Pour moi, il était évident qu’il fallait qu’il aille à l’école maternelle et contre l’avis de tous nos proches comme le personnel médical (les médecins voulaient qu’il aille en hôpital de jour), je l’ai inscrit. Sa maîtresse, plus de 10 ans après, suit le parcours de Jules. Elle est toujours présente. Assez vite, malgré sa déficience et ses problèmes d’apprentissage, les enseignants ont dit que Jules ne posait pas de problème… si tout était mis en place pour l’aider et cette aide c’est un.e AVS à temps complet. Ça a été ça la guerre. Faire admettre que mon fils pouvait continuer dans le monde ordinaire. J’avais beau avoir le soutien de ses professeurs, chaque année j’ai dû me battre. Je suis allée trois fois en recours au tribunal. Mes droits et ceux de Jules n’étaient pas respectés. On voulait le mettre en hôpital de jour puis en IME. Et chaque année, Jules est passé dans la classe suivante. En dispositif Ulis bien sûr car il a de grosses difficultés d’apprentissage… et il est aujourd’hui en 3ème, au collège « ordinaire ». Un jour on m’a demandé : « Quel est le niveau scolaire de votre enfant ? » j’ai répondu « Mon fils a le sourire, il est content d’aller à l’école, il a des copains, il progresse. Je sais qu’il n’aura pas de diplôme, de brevet, de bac. Je m’en fiche. Mon fils est heureux à l’école ». C’est passé. Dans la force et le combat, mais c’est passé… jusque l’année suivante.
On m’a aussi presque accusée de « maltraitance » parce que je lui ai fait faire du sport, plein de sports. Je suis une ancienne sportive de haut niveau, mon papa était kiné, j’ai été élevée dans le soin du corps, de l’apprentissage par le sport. Le sport, c’est un outil magique pour apprendre, pour la psychomotricité, le rapport aux autres, la confiance... D’ailleurs, on a arrêté les cours de psychomote quand Jules s’est mis au tennis. Bon, au tennis, il n’y arrivait pas… et puis, il a essayé le handall 3 ans et c’était chouette : un autiste dans un sport collectif. Bien sûr, il fallait adapter à son handicap. Puis, il a essayé l’escrime 1 an, et en rencontrant un entraineur spécialisé, il est revenu au tennis et là… super, il savait renvoyer la balle.
Il fait aussi du surf et du ski à un niveau tellement national qu’il est champion de France en catégorie adaptée (NDLR : la catégorie des handicaps mentaux et psychiques). Il a participé aux Championnats du monde de ski cet hiver… Jules en équipe de France !
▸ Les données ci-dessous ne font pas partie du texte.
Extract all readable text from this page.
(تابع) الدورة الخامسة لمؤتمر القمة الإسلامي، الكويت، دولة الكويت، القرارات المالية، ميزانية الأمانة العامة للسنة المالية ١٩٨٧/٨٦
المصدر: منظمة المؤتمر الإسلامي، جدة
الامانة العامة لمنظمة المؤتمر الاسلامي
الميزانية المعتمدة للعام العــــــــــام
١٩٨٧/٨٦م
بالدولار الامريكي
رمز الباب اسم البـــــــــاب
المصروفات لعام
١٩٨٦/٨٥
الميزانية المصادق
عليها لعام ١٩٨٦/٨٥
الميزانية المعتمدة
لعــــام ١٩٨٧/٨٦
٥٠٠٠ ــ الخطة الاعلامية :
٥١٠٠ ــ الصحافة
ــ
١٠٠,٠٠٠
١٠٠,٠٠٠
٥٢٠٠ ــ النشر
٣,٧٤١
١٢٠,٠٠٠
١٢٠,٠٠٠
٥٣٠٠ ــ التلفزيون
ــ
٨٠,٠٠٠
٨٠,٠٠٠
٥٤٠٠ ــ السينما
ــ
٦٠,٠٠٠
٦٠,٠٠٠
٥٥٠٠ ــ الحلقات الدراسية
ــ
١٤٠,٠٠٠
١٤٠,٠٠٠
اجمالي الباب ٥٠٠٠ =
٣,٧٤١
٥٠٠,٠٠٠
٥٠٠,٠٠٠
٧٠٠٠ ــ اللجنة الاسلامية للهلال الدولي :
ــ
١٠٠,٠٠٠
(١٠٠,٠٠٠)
L’année prochaine, ce sera la seconde ou le CAP. On parle déjà d’ESAT pour Jules (structure professionnelle réservée aux personnes handicapées) mais lui, il ne veut pas. Alors moi, je ne veux pas non plus. Depuis qu’il a 3 ans, on veut l’enfermer. Je me bats pour qu’il y ait d’autres possibles et Jules nous prouve chaque jour qu’ils existent, ces autres possibles…
L’Atelier STABILO envoie sa sympathie et son admiration pour tous ces parents courage qui mènent un combat souvent déloyal afin que leur enfant aille à l’école, pour qu’il ait une place en IME parce que parfois, c’est ce qu’il faut mais ce n’est pas possible non plus… et que dire du passage à l’âge fatidique des 18 ans quand on a un enfant handicap ? Soudain, il n’y a plus rien (déjà que souvent il n’y a pas grand-chose). Chapeau bas à toutes celles et tous ceux qui luttent pour l’inclusion. La vraie.
Et mille encouragements à Jules pour son passage en lycée (et oui !) et ses compétitions sportives à venir.